The Girl with the Needle
"A Grimm fairy tale for a godless century."

The first thing that hits you about The Girl with the Needle isn’t the story, but the sheer, oppressive weight of the air. Set in the ashen aftermath of World War I, Copenhagen doesn't look like a bustling European capital; it looks like a graveyard that forgot to stop growing. Director Magnus von Horn shoots the entire affair in a high-contrast, silver-nitrate black and white that feels less like a stylistic choice and more like the only way to capture a world where the sun has permanently retreated behind a veil of coal smoke.

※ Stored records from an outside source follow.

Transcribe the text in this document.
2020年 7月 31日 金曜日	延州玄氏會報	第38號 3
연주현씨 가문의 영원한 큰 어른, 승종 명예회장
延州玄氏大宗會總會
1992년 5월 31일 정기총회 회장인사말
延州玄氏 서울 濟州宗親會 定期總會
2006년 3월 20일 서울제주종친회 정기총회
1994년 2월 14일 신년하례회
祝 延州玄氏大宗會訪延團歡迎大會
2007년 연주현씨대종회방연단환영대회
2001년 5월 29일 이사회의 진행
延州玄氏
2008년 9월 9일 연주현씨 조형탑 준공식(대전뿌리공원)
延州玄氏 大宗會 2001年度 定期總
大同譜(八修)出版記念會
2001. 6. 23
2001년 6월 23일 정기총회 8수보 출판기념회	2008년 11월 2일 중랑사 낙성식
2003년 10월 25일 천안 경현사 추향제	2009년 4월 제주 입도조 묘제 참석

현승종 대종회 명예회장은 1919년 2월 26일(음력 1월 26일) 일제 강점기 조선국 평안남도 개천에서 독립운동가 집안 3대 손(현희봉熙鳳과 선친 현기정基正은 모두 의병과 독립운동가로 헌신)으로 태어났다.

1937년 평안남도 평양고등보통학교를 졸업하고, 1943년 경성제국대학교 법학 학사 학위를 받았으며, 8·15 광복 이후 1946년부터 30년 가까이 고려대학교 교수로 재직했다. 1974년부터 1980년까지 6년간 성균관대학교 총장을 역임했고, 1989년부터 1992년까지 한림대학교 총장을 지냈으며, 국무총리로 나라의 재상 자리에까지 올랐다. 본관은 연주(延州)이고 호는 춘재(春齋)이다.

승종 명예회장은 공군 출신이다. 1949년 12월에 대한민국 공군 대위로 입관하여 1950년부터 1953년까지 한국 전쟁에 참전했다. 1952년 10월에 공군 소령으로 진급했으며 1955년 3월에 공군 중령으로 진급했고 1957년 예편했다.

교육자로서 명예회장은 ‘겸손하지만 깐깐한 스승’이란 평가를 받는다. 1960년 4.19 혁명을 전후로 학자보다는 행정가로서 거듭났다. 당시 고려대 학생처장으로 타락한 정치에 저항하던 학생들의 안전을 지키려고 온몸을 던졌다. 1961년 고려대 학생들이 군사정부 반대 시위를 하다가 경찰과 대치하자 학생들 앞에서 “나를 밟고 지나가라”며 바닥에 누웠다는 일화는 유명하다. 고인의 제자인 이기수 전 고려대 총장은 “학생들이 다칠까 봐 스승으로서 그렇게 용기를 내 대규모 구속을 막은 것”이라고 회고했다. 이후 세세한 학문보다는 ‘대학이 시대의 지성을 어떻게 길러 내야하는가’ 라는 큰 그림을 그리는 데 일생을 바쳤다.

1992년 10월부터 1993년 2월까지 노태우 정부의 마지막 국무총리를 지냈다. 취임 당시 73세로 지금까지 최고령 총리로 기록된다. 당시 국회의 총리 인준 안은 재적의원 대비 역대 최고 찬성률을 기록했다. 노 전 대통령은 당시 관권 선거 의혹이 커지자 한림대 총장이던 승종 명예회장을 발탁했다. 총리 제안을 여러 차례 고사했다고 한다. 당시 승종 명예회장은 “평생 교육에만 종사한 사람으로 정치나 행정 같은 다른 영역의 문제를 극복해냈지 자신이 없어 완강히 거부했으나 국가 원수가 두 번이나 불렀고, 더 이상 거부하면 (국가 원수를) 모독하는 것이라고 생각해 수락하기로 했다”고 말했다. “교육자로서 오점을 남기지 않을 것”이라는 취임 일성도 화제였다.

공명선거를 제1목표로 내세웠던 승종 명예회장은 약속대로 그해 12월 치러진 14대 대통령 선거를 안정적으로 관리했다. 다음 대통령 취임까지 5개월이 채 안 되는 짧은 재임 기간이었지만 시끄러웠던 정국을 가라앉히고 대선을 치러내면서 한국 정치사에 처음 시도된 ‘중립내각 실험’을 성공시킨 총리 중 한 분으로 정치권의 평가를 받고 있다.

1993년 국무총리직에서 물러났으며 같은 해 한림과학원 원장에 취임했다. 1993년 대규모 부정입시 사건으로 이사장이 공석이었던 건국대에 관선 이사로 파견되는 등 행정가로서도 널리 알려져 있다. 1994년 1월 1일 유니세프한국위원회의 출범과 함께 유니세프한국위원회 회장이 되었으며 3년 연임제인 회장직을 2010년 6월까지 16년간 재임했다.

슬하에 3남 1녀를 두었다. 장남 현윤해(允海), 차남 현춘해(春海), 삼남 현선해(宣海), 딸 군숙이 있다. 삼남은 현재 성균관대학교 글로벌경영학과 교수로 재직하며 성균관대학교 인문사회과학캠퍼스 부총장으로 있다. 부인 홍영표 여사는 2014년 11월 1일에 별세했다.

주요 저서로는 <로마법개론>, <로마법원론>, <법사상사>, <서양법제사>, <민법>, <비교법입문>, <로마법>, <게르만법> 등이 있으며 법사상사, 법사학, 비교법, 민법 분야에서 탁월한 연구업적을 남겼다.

I watched this while eating a bowl of cold pasta, and by the forty-minute mark, I’d completely forgotten to keep chewing. There is a specific kind of hypnotic misery here that demands your total, somewhat horrified, attention. It’s the kind of film that makes you want to scrub your skin afterward, not because it’s "gross," but because the moral grime is so thick you can almost feel it settling on your shoulders.
A Fairy Tale Written in Soot
The story follows Karoline, played with a haunting, wide-eyed resilience by Vic Carmen Sonne. She’s a seamstress who loses her job, her home, and her sense of security when her husband is declared missing in the war. When he eventually returns, he’s not the man she married; he’s a hollowed-out shell wearing a proto-cinematic facial prosthetic that wouldn't look out of place in a slasher flick. This isn't a "welcome home" romance; it’s a nightmare of social displacement.
Karoline’s desperation leads her into the orbit of Dagmar, portrayed by the legendary Trine Dyrholm. Dagmar runs a candy shop—a literal gingerbread house in the middle of a slum—where she also operates an "underground adoption agency." She promises to find homes for the unwanted infants of desperate women. If that sounds like the setup for a dark folk tale, that’s because it is. The movie makes Oliver Twist look like a luxury vacation.
Von Horn isn't interested in the sweeping heroics of the "Great War." He’s looking at the rot left in the gutters. In our current era of "elevated horror" and period pieces that often feel too sanitized, The Girl with the Needle stands out by being utterly unflinching. It connects to contemporary conversations about bodily autonomy and the invisibility of the working poor without ever feeling like it’s checking boxes. It’s a film about what happens to people when society decides they are disposable.
The Monster in the Candy Shop
The chemistry—if you can call it that—between Sonne and Dyrholm is the film's blackened heart. Vic Carmen Sonne gives a performance that is almost entirely internal; you watch the light slowly leave her eyes as she realizes the true nature of the "mercy" she’s helping to administer. Then there’s Trine Dyrholm, who plays Dagmar with a terrifying, maternal softness. She doesn't see herself as a villain. She sees herself as a social worker for the damned.
There’s a philosophical void at the center of their relationship. Dagmar argues that she is providing a service—relieving mothers of burdens they cannot carry and spared the children a life of certain suffering. It’s a perversion of utilitarianism that forces the audience to grapple with a sickening question: In a world this cruel, is "disappearing" better than "enduring"?
The film is loosely based on the real-life case of Dagmar Overbye, Denmark’s most notorious serial killer. Knowing that this isn't just a grim fantasy adds a layer of existential dread that's hard to shake. It’s like a Disney movie directed by a ghost with a grudge. The production design by Jagna Dobesz and the score by Frederikke Hoffmeier create a sensory experience that feels archaic and modern all at once, using industrial drones and claustrophobic framing to keep the walls closing in on the viewer.
The Echo of the Needle
While The Girl with the Needle premiered at Cannes in 2024 to significant buzz, its limited box office of under $500,000 suggests it’s destined for the "hidden gem" category on streaming platforms like MUBI or at boutique theaters. It lacks the franchise safety net of the modern box office, but it has something much rarer: a soul that is deeply, uncomfortably alive.
It captures the 2024 zeitgeist in a strange way. In an era where we are constantly litigating who has the right to exist and who is responsible for the vulnerable, this 100-year-old story feels painfully relevant. It’s a "Contemporary Classic" in the sense that it uses the past to hold a jagged mirror up to the present. It doesn't offer easy answers or a cathartic ending. Instead, it asks you to sit in the dark and acknowledge the shadows.
If you have the stomach for it, this is one of the most visually stunning and intellectually demanding films of the year. It’s a reminder that cinema can still be a physical experience—one that pricks the conscience as effectively as the titular needle. Just maybe don't eat any pasta while you watch it.
The Girl with the Needle is a masterpiece of atmospheric dread and moral complexity. It’s a film that stays with you, rattling around in your brain like a loose tooth long after the credits roll. Magnus von Horn has crafted a haunting look at the cost of survival that is as beautiful as it is brutal. It’s easily one of the most significant European films of the decade so far.